For this reviewer, the highlight of the evening, however, was tenor saxophonist Matthew Levy
's "Forbidden Drive." Here was a composition perfectly suited and orchestrated for the PRISM group. Levy explained that the "Forbidden Drive" is a trail near Philadelphia's Wissahickon Creek, in a secluded area of woods, where many locals relax on their days off. The music captured in its tone colors the various moods one would experience in a secluded place that is close to nature but surrounded by a city. The quartet shone in its performance of this coherent and moving music, which had echoes of another Philadelphia composer, Jennifer Higdon. The effect of the music was spellbinding and exquisitely showed how much could be expressed by the saxophones when they are played by such masters.

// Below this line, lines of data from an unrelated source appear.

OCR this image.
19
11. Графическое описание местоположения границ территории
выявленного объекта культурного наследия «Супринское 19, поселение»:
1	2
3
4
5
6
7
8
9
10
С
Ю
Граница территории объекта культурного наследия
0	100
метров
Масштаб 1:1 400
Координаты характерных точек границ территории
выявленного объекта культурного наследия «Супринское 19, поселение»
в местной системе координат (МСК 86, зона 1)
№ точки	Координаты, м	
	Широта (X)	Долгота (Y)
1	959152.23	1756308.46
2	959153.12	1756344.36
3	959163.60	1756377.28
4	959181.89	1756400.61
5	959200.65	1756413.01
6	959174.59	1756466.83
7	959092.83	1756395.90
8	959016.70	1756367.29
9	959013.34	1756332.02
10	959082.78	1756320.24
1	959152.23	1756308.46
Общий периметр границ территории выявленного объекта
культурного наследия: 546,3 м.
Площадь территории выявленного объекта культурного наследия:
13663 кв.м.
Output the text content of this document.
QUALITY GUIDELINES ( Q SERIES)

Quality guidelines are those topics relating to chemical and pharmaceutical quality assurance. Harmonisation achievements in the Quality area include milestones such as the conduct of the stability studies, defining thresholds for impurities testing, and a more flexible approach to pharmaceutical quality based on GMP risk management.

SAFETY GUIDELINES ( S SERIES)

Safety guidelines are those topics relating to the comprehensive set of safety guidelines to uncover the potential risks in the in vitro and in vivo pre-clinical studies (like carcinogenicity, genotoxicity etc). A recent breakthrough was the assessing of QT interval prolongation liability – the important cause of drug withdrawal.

After the intermission, the real cyclotronic collision of the jazz and classical modalities began to take place, first at a low velocity with composer Robert Carl's "Duke Meets Mort," the latter referring to classical composer Morton Feldman in an imaginary musical encounter with Duke Ellington
. Here, you heard, within a modern classical framework, echoes of the Duke, especially "Sophisticated Lady," but you began to wonder, where is the jazz? The feeling was like jazz being housed like a dinosaur in the Museum of Natural History, and this is where the difficulty of merging genres began to appear.
The conundrum blasted off into outer space with Joe Lovano's seven movement piece, "Super Sonix." First let me say that this is a remarkably kaleidoscopic work, rich with musical allusions, both jazz and classical, extraordinary sound combinations, and ample opportunities for everyone to improvise. One could ignore the distraction of Lovano moving about the stage, picking up various saxophones, going over to the gongs, and then sitting himself at a full drum set to knock out rhythms that were a cross between Gene Krupa
and Kenny Clarke
. The real excitement was when he played saxophone with the quartet, churning out breath-taking improvisations that built to a crescendo of co- improvised Coltrane-like ascents. This was the high-energy particle collision you were waiting for, the CERN Large Hadron Collider revealing the Higgs Boson, bursts of sound that told you that matter was being converted into massive amounts of energy.